The required inputs are:

hla_class, must be either HLA_I or HLA_II.
data_dir, the path to the folder where training and validation data files are located. File format and organization requirements are the same as those for training a new model.
average_valid_dir, the path to the folder to hold the file of average validation AUC. Should not include “..” as part of the path. If the specified path does not exist, it will be created in the process of running DePTH command lines.

The usage of hyperparameter options are the same as those listed for training a new model.

Example command line for cross-validation under certain hyperparameters for HLA-I:

DePTH cv --hla_class HLA_I \
         --data_dir data/HLA_I_all_match/train_valid \
         --average_valid_dir cv_average_valid/HLA_I/one_hot_5779_7821_6367 \
         --enc_method one_hot  \
         --lr 0.0001 \
         --n_dense 2 \
         --n_units_str [64,16] \
         --dropout_flag True \
         --p_dropout 0.2 \
         --rseed 5779 \
         --np_seed 7821 \
         --tf_seed 6367

The ways to solve the issue of potential error message

zsh: no matches found: [64,16]

from Mac are the same as those in the case of training a new model.

The output will be a csv file average_validation_auc_roc.csv under the specified directory for average_valid_dir, and the format of the content will be similar to this one below:

average_valid_auc
0.7897524952888488

The exact value may change across different platforms and different tensorflow versions.

Get prediction from a new model

Once a model is trained, it can be loaded to make prediction on test data.

The required inputs are:

test_file, csv file of test TCR-HLA pairs. The format requirements are the same as those listed in the part of getting predictions from default models.
hla_class, either HLA_I or HLA_II. Must be the same with that used for training the model and that in the test pairs.
output_dir, the directory supposed to hold the file of output. If not specified, current directory will be used. If specified, should not include “..” as part of the path. If the specified path does not exist, the path will be created in the process of running DePTH command lines.
default_model, whether to use default models or not. If want to use new model, must set it to False.
model_dir, the path to the folder to hold the trained models.
enc_method, the encoding method for amino acid sequences.

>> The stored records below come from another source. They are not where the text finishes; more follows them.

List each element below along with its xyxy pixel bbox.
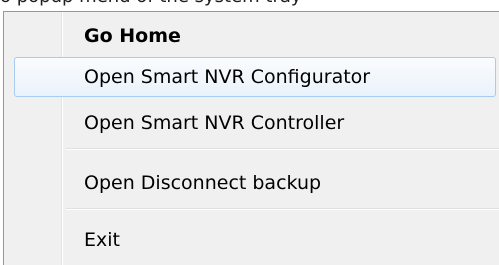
menu-item-label: Exit (84, 229, 120, 251)
context-menu: Go Home Open Smart NVR Configurator Open… (3, 11, 499, 265)
menu-item-label: Open Smart NVR Configurator (84, 66, 371, 88)
menu-item-label: Open Smart NVR Controller (84, 112, 345, 134)
menu-item-open-configurator[interactable]: Open Smart NVR Configurator (14, 57, 496, 97)
menu-item-label: Open Disconnect backup (84, 172, 322, 194)
menu-item-go-home[interactable]: Go Home (14, 16, 496, 56)
menu-item-label: Go Home (84, 25, 181, 47)
menu-separator (66, 148, 499, 150)
background-caption-text: o popup menu of the system tray (0, 0, 499, 10)
menu-item-exit[interactable]: Exit (14, 220, 496, 260)
menu-item-open-controller[interactable]: Open Smart NVR Controller (14, 103, 496, 143)
menu-separator (66, 208, 499, 210)
menu-item-open-disconnect-backup[interactable]: Open Disconnect backup (14, 163, 496, 203)
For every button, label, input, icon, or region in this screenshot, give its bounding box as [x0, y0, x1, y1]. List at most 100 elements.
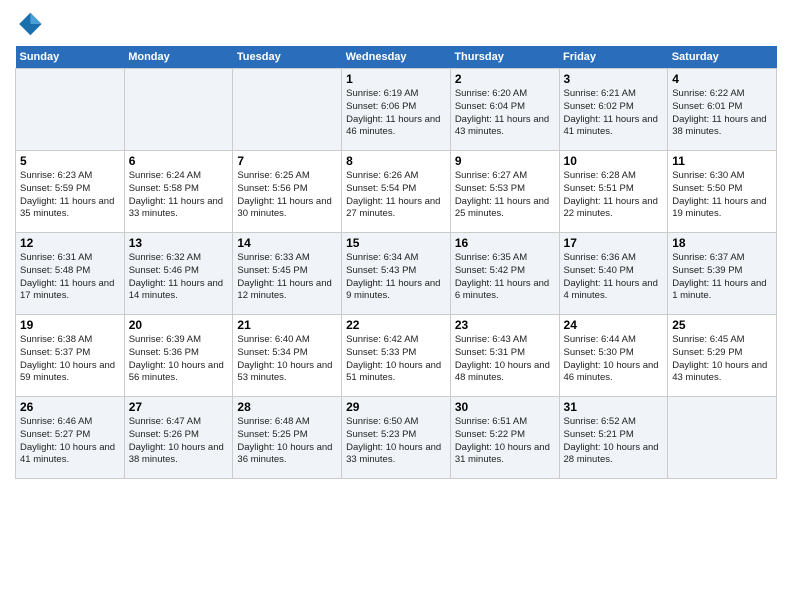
day-cell: 28 Sunrise: 6:48 AM Sunset: 5:25 PM Dayli… [233, 397, 342, 479]
weekday-thursday: Thursday [450, 46, 559, 69]
day-cell: 7 Sunrise: 6:25 AM Sunset: 5:56 PM Daylig… [233, 151, 342, 233]
day-number: 17 [564, 236, 664, 250]
day-cell: 17 Sunrise: 6:36 AM Sunset: 5:40 PM Dayli… [559, 233, 668, 315]
day-number: 13 [129, 236, 229, 250]
day-cell [124, 69, 233, 151]
day-number: 31 [564, 400, 664, 414]
weekday-monday: Monday [124, 46, 233, 69]
week-row-1: 1 Sunrise: 6:19 AM Sunset: 6:06 PM Daylig… [16, 69, 777, 151]
day-cell: 11 Sunrise: 6:30 AM Sunset: 5:50 PM Dayli… [668, 151, 777, 233]
day-cell: 16 Sunrise: 6:35 AM Sunset: 5:42 PM Dayli… [450, 233, 559, 315]
day-number: 19 [20, 318, 120, 332]
weekday-friday: Friday [559, 46, 668, 69]
day-cell [668, 397, 777, 479]
day-info: Sunrise: 6:31 AM Sunset: 5:48 PM Dayligh… [20, 252, 120, 303]
day-info: Sunrise: 6:25 AM Sunset: 5:56 PM Dayligh… [237, 170, 337, 221]
day-cell: 18 Sunrise: 6:37 AM Sunset: 5:39 PM Dayli… [668, 233, 777, 315]
day-number: 4 [672, 72, 772, 86]
day-cell: 19 Sunrise: 6:38 AM Sunset: 5:37 PM Dayli… [16, 315, 125, 397]
calendar-body: 1 Sunrise: 6:19 AM Sunset: 6:06 PM Daylig… [16, 69, 777, 479]
day-cell: 26 Sunrise: 6:46 AM Sunset: 5:27 PM Dayli… [16, 397, 125, 479]
day-info: Sunrise: 6:45 AM Sunset: 5:29 PM Dayligh… [672, 334, 772, 385]
day-number: 26 [20, 400, 120, 414]
day-info: Sunrise: 6:20 AM Sunset: 6:04 PM Dayligh… [455, 88, 555, 139]
day-cell: 24 Sunrise: 6:44 AM Sunset: 5:30 PM Dayli… [559, 315, 668, 397]
header [15, 10, 777, 38]
day-number: 27 [129, 400, 229, 414]
day-cell: 29 Sunrise: 6:50 AM Sunset: 5:23 PM Dayli… [342, 397, 451, 479]
day-cell [233, 69, 342, 151]
day-cell: 9 Sunrise: 6:27 AM Sunset: 5:53 PM Daylig… [450, 151, 559, 233]
day-info: Sunrise: 6:46 AM Sunset: 5:27 PM Dayligh… [20, 416, 120, 467]
day-number: 10 [564, 154, 664, 168]
day-info: Sunrise: 6:39 AM Sunset: 5:36 PM Dayligh… [129, 334, 229, 385]
day-cell: 22 Sunrise: 6:42 AM Sunset: 5:33 PM Dayli… [342, 315, 451, 397]
day-cell: 23 Sunrise: 6:43 AM Sunset: 5:31 PM Dayli… [450, 315, 559, 397]
day-info: Sunrise: 6:34 AM Sunset: 5:43 PM Dayligh… [346, 252, 446, 303]
day-number: 30 [455, 400, 555, 414]
day-info: Sunrise: 6:47 AM Sunset: 5:26 PM Dayligh… [129, 416, 229, 467]
day-cell [16, 69, 125, 151]
weekday-tuesday: Tuesday [233, 46, 342, 69]
day-number: 11 [672, 154, 772, 168]
day-number: 20 [129, 318, 229, 332]
day-info: Sunrise: 6:51 AM Sunset: 5:22 PM Dayligh… [455, 416, 555, 467]
day-number: 7 [237, 154, 337, 168]
day-info: Sunrise: 6:48 AM Sunset: 5:25 PM Dayligh… [237, 416, 337, 467]
day-cell: 27 Sunrise: 6:47 AM Sunset: 5:26 PM Dayli… [124, 397, 233, 479]
day-info: Sunrise: 6:27 AM Sunset: 5:53 PM Dayligh… [455, 170, 555, 221]
day-info: Sunrise: 6:30 AM Sunset: 5:50 PM Dayligh… [672, 170, 772, 221]
day-number: 18 [672, 236, 772, 250]
calendar-header: SundayMondayTuesdayWednesdayThursdayFrid… [16, 46, 777, 69]
day-cell: 2 Sunrise: 6:20 AM Sunset: 6:04 PM Daylig… [450, 69, 559, 151]
day-cell: 21Sunrise: 6:40 AM Sunset: 5:34 PM Dayli… [233, 315, 342, 397]
day-number: 5 [20, 154, 120, 168]
day-number: 25 [672, 318, 772, 332]
day-info: Sunrise: 6:38 AM Sunset: 5:37 PM Dayligh… [20, 334, 120, 385]
day-number: 16 [455, 236, 555, 250]
day-number: 22 [346, 318, 446, 332]
day-number: 9 [455, 154, 555, 168]
day-info: Sunrise: 6:23 AM Sunset: 5:59 PM Dayligh… [20, 170, 120, 221]
day-number: 24 [564, 318, 664, 332]
day-info: Sunrise: 6:42 AM Sunset: 5:33 PM Dayligh… [346, 334, 446, 385]
day-info: Sunrise: 6:33 AM Sunset: 5:45 PM Dayligh… [237, 252, 337, 303]
day-cell: 12 Sunrise: 6:31 AM Sunset: 5:48 PM Dayli… [16, 233, 125, 315]
day-info: Sunrise: 6:40 AM Sunset: 5:34 PM Dayligh… [237, 334, 337, 385]
day-number: 14 [237, 236, 337, 250]
day-cell: 13 Sunrise: 6:32 AM Sunset: 5:46 PM Dayli… [124, 233, 233, 315]
weekday-wednesday: Wednesday [342, 46, 451, 69]
day-info: Sunrise: 6:50 AM Sunset: 5:23 PM Dayligh… [346, 416, 446, 467]
day-info: Sunrise: 6:35 AM Sunset: 5:42 PM Dayligh… [455, 252, 555, 303]
week-row-5: 26 Sunrise: 6:46 AM Sunset: 5:27 PM Dayli… [16, 397, 777, 479]
week-row-4: 19 Sunrise: 6:38 AM Sunset: 5:37 PM Dayli… [16, 315, 777, 397]
calendar-table: SundayMondayTuesdayWednesdayThursdayFrid… [15, 46, 777, 479]
logo-icon [15, 10, 43, 38]
day-number: 23 [455, 318, 555, 332]
day-info: Sunrise: 6:36 AM Sunset: 5:40 PM Dayligh… [564, 252, 664, 303]
page: SundayMondayTuesdayWednesdayThursdayFrid… [0, 0, 792, 612]
day-cell: 3 Sunrise: 6:21 AM Sunset: 6:02 PM Daylig… [559, 69, 668, 151]
day-cell: 8Sunrise: 6:26 AM Sunset: 5:54 PM Daylig… [342, 151, 451, 233]
weekday-sunday: Sunday [16, 46, 125, 69]
day-number: 12 [20, 236, 120, 250]
day-number: 2 [455, 72, 555, 86]
day-info: Sunrise: 6:19 AM Sunset: 6:06 PM Dayligh… [346, 88, 446, 139]
day-cell: 31Sunrise: 6:52 AM Sunset: 5:21 PM Dayli… [559, 397, 668, 479]
day-number: 29 [346, 400, 446, 414]
day-number: 3 [564, 72, 664, 86]
day-info: Sunrise: 6:37 AM Sunset: 5:39 PM Dayligh… [672, 252, 772, 303]
day-number: 1 [346, 72, 446, 86]
weekday-header-row: SundayMondayTuesdayWednesdayThursdayFrid… [16, 46, 777, 69]
day-info: Sunrise: 6:28 AM Sunset: 5:51 PM Dayligh… [564, 170, 664, 221]
day-info: Sunrise: 6:32 AM Sunset: 5:46 PM Dayligh… [129, 252, 229, 303]
day-cell: 20 Sunrise: 6:39 AM Sunset: 5:36 PM Dayli… [124, 315, 233, 397]
week-row-3: 12 Sunrise: 6:31 AM Sunset: 5:48 PM Dayli… [16, 233, 777, 315]
day-info: Sunrise: 6:43 AM Sunset: 5:31 PM Dayligh… [455, 334, 555, 385]
day-info: Sunrise: 6:44 AM Sunset: 5:30 PM Dayligh… [564, 334, 664, 385]
day-info: Sunrise: 6:22 AM Sunset: 6:01 PM Dayligh… [672, 88, 772, 139]
day-number: 28 [237, 400, 337, 414]
day-info: Sunrise: 6:21 AM Sunset: 6:02 PM Dayligh… [564, 88, 664, 139]
day-cell: 4 Sunrise: 6:22 AM Sunset: 6:01 PM Daylig… [668, 69, 777, 151]
day-number: 8 [346, 154, 446, 168]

Must be the same as that used for training the new model.

Example command line for getting prediction scores from a new model (HLA-I):

DePTH predict --test_file test_HLA_I_pairs.csv \
              --hla_class HLA_I \
              --output_dir results/HLA_I/HLA_I_5779_7821_6367 \
              --default_model False \
              --model_dir saved_models/HLA_I/HLA_I_model_5779_7821_6367 \
              --enc_method one_hot

The output file of prediction scores will follow the same format as in the case of getting prediction from default models, except that the scores will be based on one single model instead.

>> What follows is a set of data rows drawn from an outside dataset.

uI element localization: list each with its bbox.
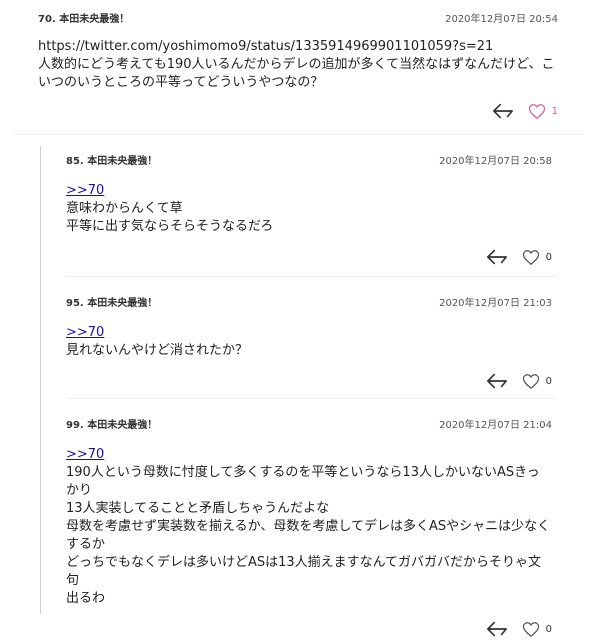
heart-icon <box>528 103 545 119</box>
divider <box>66 398 556 399</box>
reply-85: 85. 本田未央最強！ 2020年12月07日 20:58 >>70 意味わから… <box>66 152 552 268</box>
reply-99: 99. 本田未央最強！ 2020年12月07日 21:04 >>70 190人と… <box>66 416 552 640</box>
reply-anchor-link[interactable]: >>70 <box>66 324 552 342</box>
comment-body: >>70 190人という母数に忖度して多くするのを平等というなら13人しかいない… <box>66 446 552 608</box>
comment-line: https://twitter.com/yoshimomo9/status/13… <box>38 39 494 54</box>
comment-line: 出るわ <box>66 591 106 606</box>
heart-icon <box>522 621 539 637</box>
comment-body: >>70 意味わからんくて草 平等に出す気ならそらそうなるだろ <box>66 182 552 236</box>
like-button[interactable]: 1 <box>528 103 558 120</box>
comment-actions: 1 <box>38 100 558 122</box>
reply-anchor-link[interactable]: >>70 <box>66 446 552 464</box>
comment-line: 13人実装してることと矛盾しちゃうんだよな <box>66 501 330 516</box>
comment-70: 70. 本田未央最強！ 2020年12月07日 20:54 https://tw… <box>38 10 558 122</box>
comment-header: 85. 本田未央最強！ 2020年12月07日 20:58 <box>66 152 552 172</box>
heart-icon <box>522 373 539 389</box>
reply-arrow-icon[interactable] <box>486 620 508 638</box>
like-count: 0 <box>545 375 552 387</box>
comment-author: 85. 本田未央最強！ <box>66 156 158 167</box>
comment-line: どっちでもなくデレは多いけどASは13人揃えますなんてガバガバだからそりゃ文句 <box>66 555 542 588</box>
reply-arrow-icon[interactable] <box>492 102 514 120</box>
reply-arrow-icon[interactable] <box>486 372 508 390</box>
divider <box>66 276 556 277</box>
comment-line: 見れないんやけど消されたか？ <box>66 343 249 358</box>
divider <box>14 134 584 135</box>
like-button[interactable]: 0 <box>522 249 552 266</box>
comment-date: 2020年12月07日 20:54 <box>445 14 558 25</box>
reply-95: 95. 本田未央最強！ 2020年12月07日 21:03 >>70 見れないん… <box>66 294 552 392</box>
comment-date: 2020年12月07日 21:03 <box>439 298 552 309</box>
comment-author: 70. 本田未央最強！ <box>38 14 130 25</box>
comment-header: 99. 本田未央最強！ 2020年12月07日 21:04 <box>66 416 552 436</box>
comment-line: 母数を考慮せず実装数を揃えるか、母数を考慮してデレは多くASやシャニは少なく <box>66 519 551 534</box>
reply-arrow-icon[interactable] <box>486 248 508 266</box>
comment-line: 人数的にどう考えても190人いるんだからデレの追加が多くて当然なはずなんだけど、… <box>38 57 555 72</box>
comment-actions: 0 <box>66 246 552 268</box>
comment-actions: 0 <box>66 618 552 640</box>
comment-date: 2020年12月07日 21:04 <box>439 420 552 431</box>
comment-body: >>70 見れないんやけど消されたか？ <box>66 324 552 360</box>
comment-line: 190人という母数に忖度して多くするのを平等というなら13人しかいないASきっか… <box>66 465 540 498</box>
comment-line: 平等に出す気ならそらそうなるだろ <box>66 219 274 234</box>
comment-author: 95. 本田未央最強！ <box>66 298 158 309</box>
comment-header: 95. 本田未央最強！ 2020年12月07日 21:03 <box>66 294 552 314</box>
comment-header: 70. 本田未央最強！ 2020年12月07日 20:54 <box>38 10 558 30</box>
comment-actions: 0 <box>66 370 552 392</box>
reply-thread-line <box>40 146 41 614</box>
reply-anchor-link[interactable]: >>70 <box>66 182 552 200</box>
like-button[interactable]: 0 <box>522 373 552 390</box>
comments-page: 70. 本田未央最強！ 2020年12月07日 20:54 https://tw… <box>0 0 600 637</box>
like-count: 1 <box>551 105 558 117</box>
comment-author: 99. 本田未央最強！ <box>66 420 158 431</box>
comment-line: 意味わからんくて草 <box>66 201 183 216</box>
like-count: 0 <box>545 623 552 635</box>
like-button[interactable]: 0 <box>522 621 552 638</box>
comment-date: 2020年12月07日 20:58 <box>439 156 552 167</box>
comment-line: いつのいうところの平等ってどういうやつなの？ <box>38 75 324 90</box>
comment-body: https://twitter.com/yoshimomo9/status/13… <box>38 38 558 92</box>
heart-icon <box>522 249 539 265</box>
like-count: 0 <box>545 251 552 263</box>
comment-line: するか <box>66 537 106 552</box>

Get prediction from legacy DePTH 2.0 and DePTH 1.0 default models

DePTH 2.0 and DePTH 1.0 default models are kept as legacy. They can be loaded to make predictions by additionally specifying the option:

for DePTH 2.0 models:

--default_model legacy2.0

for DePTH 1.0 models:

--default_model legacy1.0

--default_model legacy

under the same file format requirements as illustrated for the case of using DePTH 2.1 default models to make predictions.

For the consideration of backward compatibility, specifying “legacy1.0” or “legacy” both give models from DePTH 1.0.

The full example command lines are as shown below (for DePTH 1.0 legacy models):

Example command line for HLA_I:

DePTH predict --test_file test_HLA_I_pairs.csv \
              --hla_class HLA_I \
              --default_model legacy1.0 \
              --output_dir test_HLA_I_output

Example command line for HLA_II:

DePTH predict --test_file test_HLA_II_pairs.csv \
              --hla_class HLA_II \
              --default_model legacy1.0 \
              --output_dir test_HLA_II_output

Compared with DePTH 2.0, DePTH 2.1 only updates the default models for HLA-I, and the default models for HLA-II under DePTH 2.1 are the same as those from DePTH 2.0. This means, in the case of HLA-II, specifying:

--default_model legacy2.0

gives the same prediction results as using the default approach (not specifying default_model).